『足もとに流れる深い川』
あまりにも夜が長いので、退屈しのぎにラジオを聴く。
昔懐かしい音楽を求めて、チャンネルをハシゴすることが多いけれど、その日は何を思ったのか、NHK第二の「カルチャーラジオ 文学の世界 文庫で味わうアメリカ短編小説」に聞き入ってしまった。
話者は早稲田大学教授の都甲幸治氏。
レイモンド・カーヴァーの短編を取り上げ、そのあらすじの説明から始まる。
レイモンド・カーヴァーと言えば、日本では村上春樹が翻訳して有名になった。
『ささやかだけれど、役に立つこと』
『ぼくが電話をかけている場所』
など、タイトルに惹かれて、本の写真をブログに載せたりもした。
もう20年近く前のことだ。
それなのに、作品の内容はさっぱり思い出せない。
これといったあらすじもないまま、短編は突然始まり、突然終わる。
この『足もとを流れる深い川』も、もしかしたら読んでいたかもしれない。
にもかかわらず、このラジオ放送に釘付けになり、真面目な講義?をしっかり聴いてしまった。
それほどショッキングな内容だったのだ。
夫婦のぎこちない食事シーンから始まる。
夫はイライラしている。
ある事件の発見者として新聞に名前が載ってしまい、その嫌がらせやら抗議やらの電話が自宅にまでかかってくるのだ。
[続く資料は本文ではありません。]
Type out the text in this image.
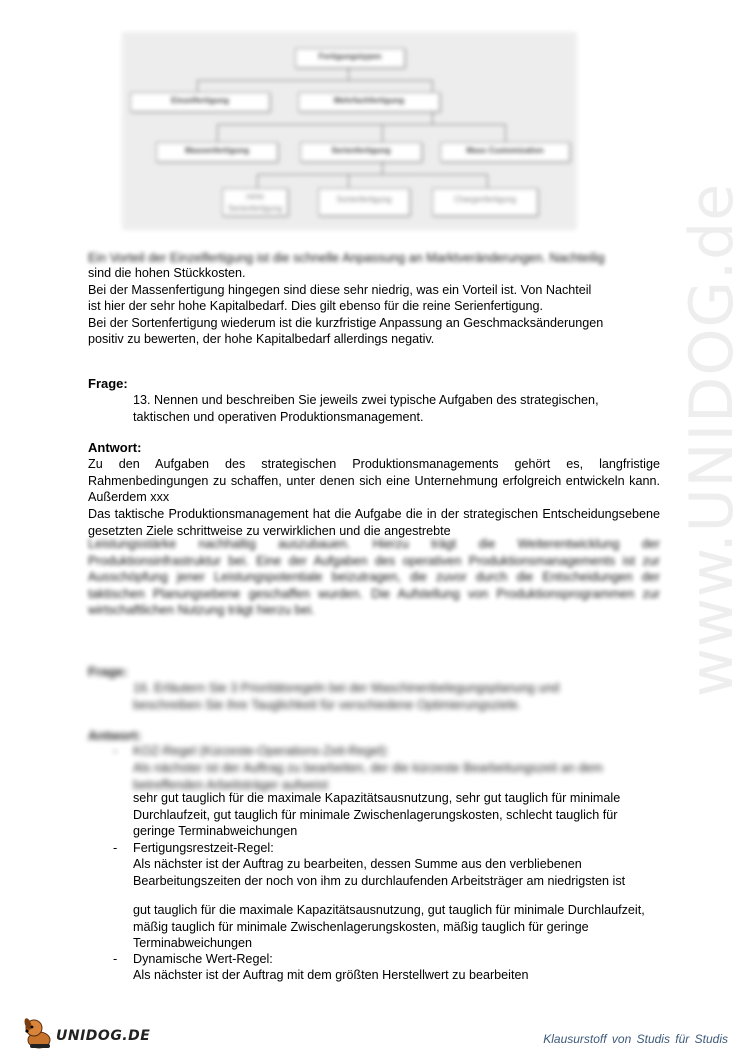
Fertigungstypen
Einzelfertigung	Mehrfachfertigung
Massenfertigung	Serienfertigung	Mass Customization
reine Serienfertigung
Sortenfertigung	Chargenfertigung
Ein Vorteil der Einzelfertigung ist die schnelle Anpassung an Marktveränderungen. Nachteilig
sind die hohen Stückkosten.
Bei der Massenfertigung hingegen sind diese sehr niedrig, was ein Vorteil ist. Von Nachteil
ist hier der sehr hohe Kapitalbedarf. Dies gilt ebenso für die reine Serienfertigung.
Bei der Sortenfertigung wiederum ist die kurzfristige Anpassung an Geschmacksänderungen
positiv zu bewerten, der hohe Kapitalbedarf allerdings negativ.
Frage:
13. Nennen und beschreiben Sie jeweils zwei typische Aufgaben des strategischen,
taktischen und operativen Produktionsmanagement.
Antwort:
Zu den Aufgaben des strategischen Produktionsmanagements gehört es, langfristige Rahmenbedingungen zu schaffen, unter denen sich eine Unternehmung erfolgreich entwickeln kann. Außerdem xxx
Das taktische Produktionsmanagement hat die Aufgabe die in der strategischen Entscheidungsebene gesetzten Ziele schrittweise zu verwirklichen und die angestrebte
Leistungsstärke nachhaltig auszubauen. Hierzu trägt die Weiterentwicklung der Produktionsinfrastruktur bei. Eine der Aufgaben des operativen Produktionsmanagements ist zur Ausschöpfung jener Leistungspotentiale beizutragen, die zuvor durch die Entscheidungen der taktischen Planungsebene geschaffen wurden. Die Aufstellung von Produktionsprogrammen zur wirtschaftlichen Nutzung trägt hierzu bei.
Frage:
16. Erläutern Sie 3 Prioritätsregeln bei der Maschinenbelegungsplanung und
beschreiben Sie ihre Tauglichkeit für verschiedene Optimierungsziele.
Antwort:
- KOZ-Regel (Kürzeste-Operations-Zeit-Regel):
Als nächster ist der Auftrag zu bearbeiten, der die kürzeste Bearbeitungszeit an dem betreffenden Arbeitsträger aufweist
sehr gut tauglich für die maximale Kapazitätsausnutzung, sehr gut tauglich für minimale Durchlaufzeit, gut tauglich für minimale Zwischenlagerungskosten, schlecht tauglich für geringe Terminabweichungen
- Fertigungsrestzeit-Regel:
Als nächster ist der Auftrag zu bearbeiten, dessen Summe aus den verbliebenen Bearbeitungszeiten der noch von ihm zu durchlaufenden Arbeitsträger am niedrigsten ist
gut tauglich für die maximale Kapazitätsausnutzung, gut tauglich für minimale Durchlaufzeit, mäßig tauglich für minimale Zwischenlagerungskosten, mäßig tauglich für geringe Terminabweichungen
- Dynamische Wert-Regel:
Als nächster ist der Auftrag mit dem größten Herstellwert zu bearbeiten
www.UNIDOG.de
UNIDOG.DE	Klausurstoff von Studis für Studis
その事件というのは、夫のスチュアートが友人たちと泊まりがけの釣りに行ったとき、その川で女性の死体を発見してしまう。
当然、通報しなければいけないのだけれど、車を置いて、更に8キロも歩いてやっとたどり着いた渓流なのだ。
もう死んでいるのだし、届け出るのは釣りが終わってからでいいだろうと、その変死体を流されないように紐で岸の木に結え、その横でキャンプする。
そのグループは社会的にもきちんとした男たちで、釣りが終わった後に死体の発見を届け出る。が、そのタイムラグが非難されることになった。
スチュアートの妻クレアが一人称の語りを担う。
彼女は夫の行状が何故か許せない。
どうしてすぐに届けなかった?
死体ならモノと同じなの?
その女性の親や友人たちにとって、たとえ発見者でも、モノ扱いするのは許されること?
と、いっぱいの疑問が浮かぶけれど、それをはっきりと言葉にすることは出来ず、夫も何となく妻の言いたいことはわかるけれど、それを認めてしまうのは夫の沽券にかかわるみたいな。
更に夫はそんな夫婦の溝を埋めようと、性行為を妻に求める。
これがクレアの精神を逆なでする。
妻はもやもやしたまま、被害者の葬儀に出席するため、200キロ近く離れた土地に車で行こうとする。
ガソリンを入れながら道を聞くと、
そんな山道を女1人で行くのは危険だ、私が運転してもいい、と親切にも?ガソリンスタンドの人が申し出る。
それを頑なに断り、いざ山道に入ると、今度はピックアップトラックに執拗につけ回される。
ドライバーの男が車を止めて彼女のところにやって来る。
「どうしたんですか、気分が悪いのですか?」と。
彼女は、男がレイプ目的で近づいてきたように描写する。
が、アメリカでは山中で車が故障したら即、死を意味するような過酷な状況もある、と話者の都甲氏は言う。
本人はイヤらしい目で見られたように言うが、実際はわからない。
(そう、これは彼女の一人称小説)
女はいつも男に物質のように見られる性の被害者、
そう思い込んでしまったら、全てがそんなふうに見えてしまう。
男も同様に、社会に与えられた男の役割に縛られすぎると、息苦しくなる。
これは、そんなすれ違いを描いた好短編なのだと、都甲氏は言う。
なるほど、思い込みの世界だったのか、それをサラリと描写だけで描いてみせるレイモンド・カーヴァーの凄さ。
昨日は近所の図書館で、カーヴァーの作品を借りた。
原題は、
So Much Water So Close To Home
家のこんな近くに、こんなに水があるのに、
どうしてそんな殺人事件に巻き込まれるようなところに行くの?と言う奥さんの嘆きがタイトルだ。
この感覚こそが、2人のすれ違いの根本的な原因なのだろう。
沢山書いてしまったけれど、まだモヤモヤしている。
私も「クレア」なのかな。
今日は朝の7時40分から孫を預かるので、ウォーキングは暗いうちに出た。
歩きながら夜明けを見る。
写真にはうまく写らなかったけれど、これが太陽柱なんだな。